Improving older adults’ hearing helps their cognitive functioning

Photo credit: Sofia Shultz

by Daniel Fink, MD, Chair, The Quiet Coalition

I have written about the relationship between hearing loss and cognitive impairment before and reported on evidence that strongly suggests that improving hearing for older people may delay or prevent the onset of dementia. While many still consider dementia to be an inevitable consequence of aging, research shows that up to 40% of cases of dementia have potentially treatable or preventable causes. Of these, hearing loss is the single largest treatable cause.

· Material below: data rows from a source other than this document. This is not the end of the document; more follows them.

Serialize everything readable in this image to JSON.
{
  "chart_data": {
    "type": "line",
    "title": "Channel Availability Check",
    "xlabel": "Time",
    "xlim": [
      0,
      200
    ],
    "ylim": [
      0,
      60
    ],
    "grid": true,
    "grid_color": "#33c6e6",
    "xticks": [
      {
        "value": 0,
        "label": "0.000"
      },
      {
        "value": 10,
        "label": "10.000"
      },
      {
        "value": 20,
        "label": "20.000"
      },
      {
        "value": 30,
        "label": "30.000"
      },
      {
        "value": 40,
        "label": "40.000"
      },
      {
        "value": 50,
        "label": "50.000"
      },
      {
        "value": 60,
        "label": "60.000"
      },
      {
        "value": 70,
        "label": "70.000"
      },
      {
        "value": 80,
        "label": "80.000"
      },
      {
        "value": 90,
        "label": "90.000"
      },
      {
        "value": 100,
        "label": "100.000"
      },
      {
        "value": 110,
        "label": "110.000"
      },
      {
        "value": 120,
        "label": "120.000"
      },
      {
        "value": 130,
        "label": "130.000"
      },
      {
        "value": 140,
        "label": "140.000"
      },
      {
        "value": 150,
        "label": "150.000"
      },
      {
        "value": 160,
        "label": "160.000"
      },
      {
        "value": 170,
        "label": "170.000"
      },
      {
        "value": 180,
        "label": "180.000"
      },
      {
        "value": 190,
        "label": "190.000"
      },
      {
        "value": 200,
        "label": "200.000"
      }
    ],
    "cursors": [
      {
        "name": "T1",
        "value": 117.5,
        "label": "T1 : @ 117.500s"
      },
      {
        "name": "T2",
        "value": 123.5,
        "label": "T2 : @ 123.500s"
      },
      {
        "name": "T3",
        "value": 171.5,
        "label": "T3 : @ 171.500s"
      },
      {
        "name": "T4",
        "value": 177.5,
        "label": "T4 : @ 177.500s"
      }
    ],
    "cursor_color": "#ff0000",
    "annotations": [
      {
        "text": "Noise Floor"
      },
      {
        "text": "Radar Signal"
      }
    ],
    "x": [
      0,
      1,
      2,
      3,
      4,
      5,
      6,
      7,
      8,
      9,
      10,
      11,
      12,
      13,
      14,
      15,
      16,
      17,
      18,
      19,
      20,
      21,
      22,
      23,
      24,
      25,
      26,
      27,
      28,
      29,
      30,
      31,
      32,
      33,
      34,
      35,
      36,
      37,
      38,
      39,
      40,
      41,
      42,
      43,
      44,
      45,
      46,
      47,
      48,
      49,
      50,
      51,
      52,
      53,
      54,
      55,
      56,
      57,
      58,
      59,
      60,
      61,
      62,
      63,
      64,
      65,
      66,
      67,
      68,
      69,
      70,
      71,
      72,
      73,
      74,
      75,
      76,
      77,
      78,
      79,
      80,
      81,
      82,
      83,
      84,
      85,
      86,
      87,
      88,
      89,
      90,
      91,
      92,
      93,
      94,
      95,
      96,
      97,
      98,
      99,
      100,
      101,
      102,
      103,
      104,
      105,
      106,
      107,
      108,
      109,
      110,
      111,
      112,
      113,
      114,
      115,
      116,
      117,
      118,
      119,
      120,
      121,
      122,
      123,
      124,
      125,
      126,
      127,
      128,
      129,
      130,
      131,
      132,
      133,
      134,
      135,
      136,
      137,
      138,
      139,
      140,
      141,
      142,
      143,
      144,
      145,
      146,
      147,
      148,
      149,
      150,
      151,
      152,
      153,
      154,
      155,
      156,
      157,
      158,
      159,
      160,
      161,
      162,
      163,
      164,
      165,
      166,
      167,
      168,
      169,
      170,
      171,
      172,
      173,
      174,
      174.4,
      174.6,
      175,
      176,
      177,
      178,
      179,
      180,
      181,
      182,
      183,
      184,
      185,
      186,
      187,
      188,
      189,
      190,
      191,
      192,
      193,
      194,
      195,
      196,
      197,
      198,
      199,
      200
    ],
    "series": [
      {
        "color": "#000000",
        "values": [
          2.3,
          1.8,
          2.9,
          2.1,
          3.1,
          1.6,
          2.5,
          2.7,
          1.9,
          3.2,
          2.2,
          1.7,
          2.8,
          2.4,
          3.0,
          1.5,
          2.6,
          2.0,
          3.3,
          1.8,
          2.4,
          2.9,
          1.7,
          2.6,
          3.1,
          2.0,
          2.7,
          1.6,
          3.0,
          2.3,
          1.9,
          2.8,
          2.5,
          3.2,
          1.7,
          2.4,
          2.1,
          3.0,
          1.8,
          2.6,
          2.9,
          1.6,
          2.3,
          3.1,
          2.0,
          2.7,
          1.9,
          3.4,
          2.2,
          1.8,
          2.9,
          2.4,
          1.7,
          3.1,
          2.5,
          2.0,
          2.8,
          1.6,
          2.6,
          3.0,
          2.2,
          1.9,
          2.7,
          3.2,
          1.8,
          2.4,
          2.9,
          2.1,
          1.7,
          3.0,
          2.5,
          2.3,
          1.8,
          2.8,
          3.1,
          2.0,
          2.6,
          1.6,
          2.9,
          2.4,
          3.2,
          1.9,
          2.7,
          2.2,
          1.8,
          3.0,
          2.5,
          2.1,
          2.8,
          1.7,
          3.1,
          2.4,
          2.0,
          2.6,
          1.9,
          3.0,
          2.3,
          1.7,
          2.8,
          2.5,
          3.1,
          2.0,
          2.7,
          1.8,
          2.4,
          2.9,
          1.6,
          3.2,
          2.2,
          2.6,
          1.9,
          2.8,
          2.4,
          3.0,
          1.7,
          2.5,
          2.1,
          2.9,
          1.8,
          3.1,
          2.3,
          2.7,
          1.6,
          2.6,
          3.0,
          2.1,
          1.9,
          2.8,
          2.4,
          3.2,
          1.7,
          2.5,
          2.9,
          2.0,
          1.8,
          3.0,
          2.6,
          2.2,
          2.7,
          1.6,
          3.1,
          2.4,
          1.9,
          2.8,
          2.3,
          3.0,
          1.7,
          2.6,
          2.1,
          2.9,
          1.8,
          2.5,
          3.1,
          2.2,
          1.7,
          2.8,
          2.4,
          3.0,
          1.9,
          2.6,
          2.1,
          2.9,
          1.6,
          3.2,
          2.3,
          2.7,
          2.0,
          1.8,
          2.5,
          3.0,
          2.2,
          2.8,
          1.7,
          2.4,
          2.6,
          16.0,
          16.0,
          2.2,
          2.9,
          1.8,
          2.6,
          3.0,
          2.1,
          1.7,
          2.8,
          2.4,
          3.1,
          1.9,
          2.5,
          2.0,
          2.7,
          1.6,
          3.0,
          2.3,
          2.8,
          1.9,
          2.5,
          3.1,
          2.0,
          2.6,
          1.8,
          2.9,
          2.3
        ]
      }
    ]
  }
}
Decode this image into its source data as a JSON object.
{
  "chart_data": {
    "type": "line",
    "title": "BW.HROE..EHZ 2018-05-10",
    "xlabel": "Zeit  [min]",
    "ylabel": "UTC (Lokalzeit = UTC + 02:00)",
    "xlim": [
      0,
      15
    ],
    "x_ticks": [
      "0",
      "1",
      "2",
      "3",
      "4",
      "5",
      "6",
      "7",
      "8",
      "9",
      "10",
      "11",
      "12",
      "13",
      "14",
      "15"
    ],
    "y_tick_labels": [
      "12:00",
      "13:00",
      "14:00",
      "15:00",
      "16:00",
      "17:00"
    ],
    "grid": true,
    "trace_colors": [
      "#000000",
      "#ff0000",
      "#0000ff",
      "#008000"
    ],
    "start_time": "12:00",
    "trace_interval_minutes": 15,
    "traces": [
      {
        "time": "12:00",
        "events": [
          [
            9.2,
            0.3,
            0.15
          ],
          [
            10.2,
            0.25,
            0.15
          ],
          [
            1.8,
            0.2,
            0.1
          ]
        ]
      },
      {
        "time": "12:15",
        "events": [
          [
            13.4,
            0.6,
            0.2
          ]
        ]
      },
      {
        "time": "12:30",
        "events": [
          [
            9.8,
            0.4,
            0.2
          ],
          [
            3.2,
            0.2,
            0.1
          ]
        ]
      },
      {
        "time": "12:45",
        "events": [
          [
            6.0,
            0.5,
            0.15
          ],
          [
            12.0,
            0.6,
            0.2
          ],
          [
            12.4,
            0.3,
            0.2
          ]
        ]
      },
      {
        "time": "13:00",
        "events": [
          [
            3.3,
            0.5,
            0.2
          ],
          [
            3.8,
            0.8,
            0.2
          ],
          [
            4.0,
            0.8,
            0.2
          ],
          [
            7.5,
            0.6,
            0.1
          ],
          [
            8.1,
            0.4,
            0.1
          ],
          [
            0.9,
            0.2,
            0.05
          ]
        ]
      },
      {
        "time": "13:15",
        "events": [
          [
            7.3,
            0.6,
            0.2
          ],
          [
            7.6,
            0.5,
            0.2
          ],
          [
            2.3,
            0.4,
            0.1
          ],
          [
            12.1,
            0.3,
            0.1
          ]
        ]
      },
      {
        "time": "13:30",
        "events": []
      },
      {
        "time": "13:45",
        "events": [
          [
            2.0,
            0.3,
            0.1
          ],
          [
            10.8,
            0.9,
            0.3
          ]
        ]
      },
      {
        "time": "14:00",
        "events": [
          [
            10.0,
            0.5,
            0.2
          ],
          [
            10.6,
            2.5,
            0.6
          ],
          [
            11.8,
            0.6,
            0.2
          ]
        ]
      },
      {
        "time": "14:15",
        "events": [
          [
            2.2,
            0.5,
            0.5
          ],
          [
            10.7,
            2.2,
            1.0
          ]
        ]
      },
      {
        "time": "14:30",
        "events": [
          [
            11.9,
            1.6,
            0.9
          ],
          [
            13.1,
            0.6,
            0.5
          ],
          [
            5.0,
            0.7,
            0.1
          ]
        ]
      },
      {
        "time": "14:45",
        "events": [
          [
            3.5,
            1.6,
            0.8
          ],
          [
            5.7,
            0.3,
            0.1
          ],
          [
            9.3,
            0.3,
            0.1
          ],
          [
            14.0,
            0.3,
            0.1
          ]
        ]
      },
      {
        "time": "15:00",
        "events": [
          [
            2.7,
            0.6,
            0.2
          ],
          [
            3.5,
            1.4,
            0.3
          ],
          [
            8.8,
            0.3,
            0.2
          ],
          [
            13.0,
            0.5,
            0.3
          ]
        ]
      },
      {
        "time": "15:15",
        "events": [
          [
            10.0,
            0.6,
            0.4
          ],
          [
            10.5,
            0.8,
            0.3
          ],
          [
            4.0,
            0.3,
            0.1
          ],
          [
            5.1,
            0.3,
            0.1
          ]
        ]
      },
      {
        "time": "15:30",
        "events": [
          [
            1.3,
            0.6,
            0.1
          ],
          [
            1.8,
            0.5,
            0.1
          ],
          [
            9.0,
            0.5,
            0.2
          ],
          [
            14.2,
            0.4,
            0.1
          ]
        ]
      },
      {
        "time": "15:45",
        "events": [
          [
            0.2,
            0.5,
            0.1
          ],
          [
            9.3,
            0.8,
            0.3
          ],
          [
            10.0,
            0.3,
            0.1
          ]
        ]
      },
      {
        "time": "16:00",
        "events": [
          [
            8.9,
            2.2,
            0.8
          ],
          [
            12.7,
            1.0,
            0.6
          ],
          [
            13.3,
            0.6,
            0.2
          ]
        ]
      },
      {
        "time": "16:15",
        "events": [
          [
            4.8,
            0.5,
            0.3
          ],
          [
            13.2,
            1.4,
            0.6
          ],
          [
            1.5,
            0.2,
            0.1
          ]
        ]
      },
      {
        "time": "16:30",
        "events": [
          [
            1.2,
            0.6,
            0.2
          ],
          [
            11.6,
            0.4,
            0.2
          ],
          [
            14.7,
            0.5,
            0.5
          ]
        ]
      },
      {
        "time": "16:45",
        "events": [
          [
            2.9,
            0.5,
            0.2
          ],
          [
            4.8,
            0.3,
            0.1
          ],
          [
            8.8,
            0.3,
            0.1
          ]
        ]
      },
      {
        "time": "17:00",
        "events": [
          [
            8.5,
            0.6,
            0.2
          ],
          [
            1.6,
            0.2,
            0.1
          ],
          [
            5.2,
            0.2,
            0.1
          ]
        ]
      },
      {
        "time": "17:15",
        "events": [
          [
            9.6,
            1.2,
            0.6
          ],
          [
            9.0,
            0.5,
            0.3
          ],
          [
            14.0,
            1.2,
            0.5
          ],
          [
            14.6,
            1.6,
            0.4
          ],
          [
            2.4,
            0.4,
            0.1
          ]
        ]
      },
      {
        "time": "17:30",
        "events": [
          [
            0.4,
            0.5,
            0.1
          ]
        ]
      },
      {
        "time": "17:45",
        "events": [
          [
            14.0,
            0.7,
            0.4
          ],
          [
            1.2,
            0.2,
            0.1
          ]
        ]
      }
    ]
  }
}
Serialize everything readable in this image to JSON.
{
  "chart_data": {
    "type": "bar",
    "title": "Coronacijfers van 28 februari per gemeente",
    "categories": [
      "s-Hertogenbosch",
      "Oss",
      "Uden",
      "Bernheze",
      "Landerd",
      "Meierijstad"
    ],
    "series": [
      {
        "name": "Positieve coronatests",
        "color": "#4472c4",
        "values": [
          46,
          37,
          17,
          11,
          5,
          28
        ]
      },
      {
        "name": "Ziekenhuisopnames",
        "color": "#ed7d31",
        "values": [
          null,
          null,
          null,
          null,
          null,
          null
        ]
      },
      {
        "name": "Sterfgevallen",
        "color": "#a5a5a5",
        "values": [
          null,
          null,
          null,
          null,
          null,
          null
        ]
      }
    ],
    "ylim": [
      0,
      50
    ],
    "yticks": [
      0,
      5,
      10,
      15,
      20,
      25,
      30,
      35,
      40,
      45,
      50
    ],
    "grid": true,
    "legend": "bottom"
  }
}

The evidence keeps mounting that treating hearing loss does indeed prevent dementia. The latest report is in JAMA Otolaryngology Head & Neck Surgery. Insertion of cochlear implants in older adults at risk for mild cognitive impairment improved their cognitive function. What differentiates this report from previous studies is a focus on patients who already had evidence of cognitive impairment.

The only treatments for hearing loss are amplification, i.e., hearing aids, and cochlear implantation, which is reserved for patients who are profoundly hearing impaired. Neither treatment restores normal hearing.

As I have written before, unlike thinning, graying hair, hearing loss is not part of normal physiological aging. It largely represents noise-induced hearing loss, the only type of hearing loss that is entirely preventable.

Avoid loud noise, leave the noisy environment, or use hearing protection to preserve your auditory health, and you can hear for an entire lifetime.